Ich gehe zum nahen Puerto Madero, ein relativ typisch teuer aufgemotzter ehemaliger Hauptstadthafen, jetzt liegen hier viele Sportboote und an Land stehen vor allem neue glitzernde Bürogebäude mit teueren Läden im Erdgeschoß. Danach kommt ein Naturschutzgebiet, da es immer noch regnet betrete ich es aber nicht.
Ich schlendere durch die Straßen der City, gerate dabei u. a. In ein Technik-Einkaufszentrum mit sehr grünem Innenhof und komme zur berühmten Galeria Pacifico, ein historischer Bau, der einen ganzen Häuserblock einnimmt, vor ca. 20 Jahren "wiederentdeckt" wurde und - was Wunder - zu einem Einkaufszentrum umgebaut wurde; hier sieht man überwiegend ökologische Restaurants und entsprechend gehobene Geschäfte, am Eingang gibt es Hüllen für Regenschirme, damit der schöne Boden nicht nass wird und in der Kuppel sind Wandbilder von bekannten argentinischen Malern.

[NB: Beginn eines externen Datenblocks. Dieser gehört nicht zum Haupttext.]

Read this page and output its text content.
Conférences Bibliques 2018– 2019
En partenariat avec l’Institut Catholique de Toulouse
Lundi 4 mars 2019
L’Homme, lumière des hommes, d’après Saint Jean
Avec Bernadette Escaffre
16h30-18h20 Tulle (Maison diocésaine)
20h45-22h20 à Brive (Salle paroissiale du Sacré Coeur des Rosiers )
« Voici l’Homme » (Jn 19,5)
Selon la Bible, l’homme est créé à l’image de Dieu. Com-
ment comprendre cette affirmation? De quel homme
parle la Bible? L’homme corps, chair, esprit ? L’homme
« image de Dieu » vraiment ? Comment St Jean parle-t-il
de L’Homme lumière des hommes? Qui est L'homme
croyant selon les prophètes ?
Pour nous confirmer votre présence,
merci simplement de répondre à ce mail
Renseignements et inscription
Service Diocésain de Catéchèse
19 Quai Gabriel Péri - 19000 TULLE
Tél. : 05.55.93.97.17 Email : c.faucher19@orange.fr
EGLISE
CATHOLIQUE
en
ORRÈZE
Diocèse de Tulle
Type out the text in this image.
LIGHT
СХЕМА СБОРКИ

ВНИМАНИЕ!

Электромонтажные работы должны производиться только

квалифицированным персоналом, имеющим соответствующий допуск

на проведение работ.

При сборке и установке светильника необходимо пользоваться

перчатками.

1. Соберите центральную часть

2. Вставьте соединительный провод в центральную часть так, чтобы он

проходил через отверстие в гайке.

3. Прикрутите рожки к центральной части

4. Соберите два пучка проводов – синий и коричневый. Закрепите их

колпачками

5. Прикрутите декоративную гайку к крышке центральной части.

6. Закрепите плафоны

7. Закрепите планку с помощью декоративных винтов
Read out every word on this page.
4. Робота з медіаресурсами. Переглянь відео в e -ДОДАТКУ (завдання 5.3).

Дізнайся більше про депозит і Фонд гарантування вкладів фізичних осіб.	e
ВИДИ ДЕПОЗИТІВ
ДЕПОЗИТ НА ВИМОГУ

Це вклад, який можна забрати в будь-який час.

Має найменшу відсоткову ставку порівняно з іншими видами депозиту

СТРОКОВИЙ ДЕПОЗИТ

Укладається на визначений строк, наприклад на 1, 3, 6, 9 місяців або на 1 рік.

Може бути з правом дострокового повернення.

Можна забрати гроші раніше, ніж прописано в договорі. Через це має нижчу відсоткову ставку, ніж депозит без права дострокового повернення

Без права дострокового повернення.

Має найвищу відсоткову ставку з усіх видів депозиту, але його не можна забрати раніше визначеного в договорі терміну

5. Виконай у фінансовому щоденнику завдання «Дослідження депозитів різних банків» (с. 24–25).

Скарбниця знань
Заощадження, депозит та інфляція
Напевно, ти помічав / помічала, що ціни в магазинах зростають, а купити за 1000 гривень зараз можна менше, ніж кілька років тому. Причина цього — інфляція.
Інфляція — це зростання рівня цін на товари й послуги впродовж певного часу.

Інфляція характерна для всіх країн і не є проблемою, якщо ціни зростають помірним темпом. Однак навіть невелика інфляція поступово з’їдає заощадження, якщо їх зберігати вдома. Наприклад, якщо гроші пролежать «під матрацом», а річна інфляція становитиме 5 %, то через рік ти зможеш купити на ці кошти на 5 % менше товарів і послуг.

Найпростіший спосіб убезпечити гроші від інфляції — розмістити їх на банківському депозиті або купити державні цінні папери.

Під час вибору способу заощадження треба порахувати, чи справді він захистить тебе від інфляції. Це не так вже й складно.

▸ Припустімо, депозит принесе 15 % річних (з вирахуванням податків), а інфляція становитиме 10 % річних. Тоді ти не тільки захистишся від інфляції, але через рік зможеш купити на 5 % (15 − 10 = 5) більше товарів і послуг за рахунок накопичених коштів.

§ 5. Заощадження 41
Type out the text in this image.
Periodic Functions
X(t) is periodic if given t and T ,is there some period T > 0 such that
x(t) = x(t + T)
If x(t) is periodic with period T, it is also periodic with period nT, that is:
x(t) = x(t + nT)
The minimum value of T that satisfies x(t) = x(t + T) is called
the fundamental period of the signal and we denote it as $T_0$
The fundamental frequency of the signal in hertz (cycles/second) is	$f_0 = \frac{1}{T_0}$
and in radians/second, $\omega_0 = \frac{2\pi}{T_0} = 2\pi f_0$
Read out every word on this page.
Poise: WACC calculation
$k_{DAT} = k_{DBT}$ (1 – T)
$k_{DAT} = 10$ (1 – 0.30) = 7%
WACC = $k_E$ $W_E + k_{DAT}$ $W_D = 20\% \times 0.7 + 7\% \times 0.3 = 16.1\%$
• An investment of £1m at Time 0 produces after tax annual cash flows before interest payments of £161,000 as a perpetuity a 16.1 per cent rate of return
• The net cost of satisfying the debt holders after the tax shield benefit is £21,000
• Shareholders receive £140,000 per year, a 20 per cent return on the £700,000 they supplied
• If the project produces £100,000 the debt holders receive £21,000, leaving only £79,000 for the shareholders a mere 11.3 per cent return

In dem Komplex ist auch ein Kulturzentrum mit Ausstellungen und Veranstaltungsräumen: hier laufen Tangovorführungen und es gibt eine Fotoausstellung zu den Rolling Stones.
In den Hauptstraßen der City stehen Schilder, auf denen jeweils eine Karte mit den Sehenswürdigkeiten in der 5 Minuten-Gehzone gezeigt wird, mit deren Hilfe bewege ich mich weiter gen Norden zur Plaza San Martin, wo das Außenministerium und das Militätmuseum liegen, gehe in ein oder zwei Kirchen und schließlich ins hispanoamerikanische Museum.
Hier kommt man nach dem Eingang in einen auch architektonisch schönen Hof mit mir unbekannten Vögeln; leider sind nach den Regenfällen auch die Moskitos aktiv und ich werde ein paarmal gestochen. An der Ausstellung selbst ist das Ungewöhnlichste die Sammlung von Musikinstrumenten, u. a. wertvolle Geigen.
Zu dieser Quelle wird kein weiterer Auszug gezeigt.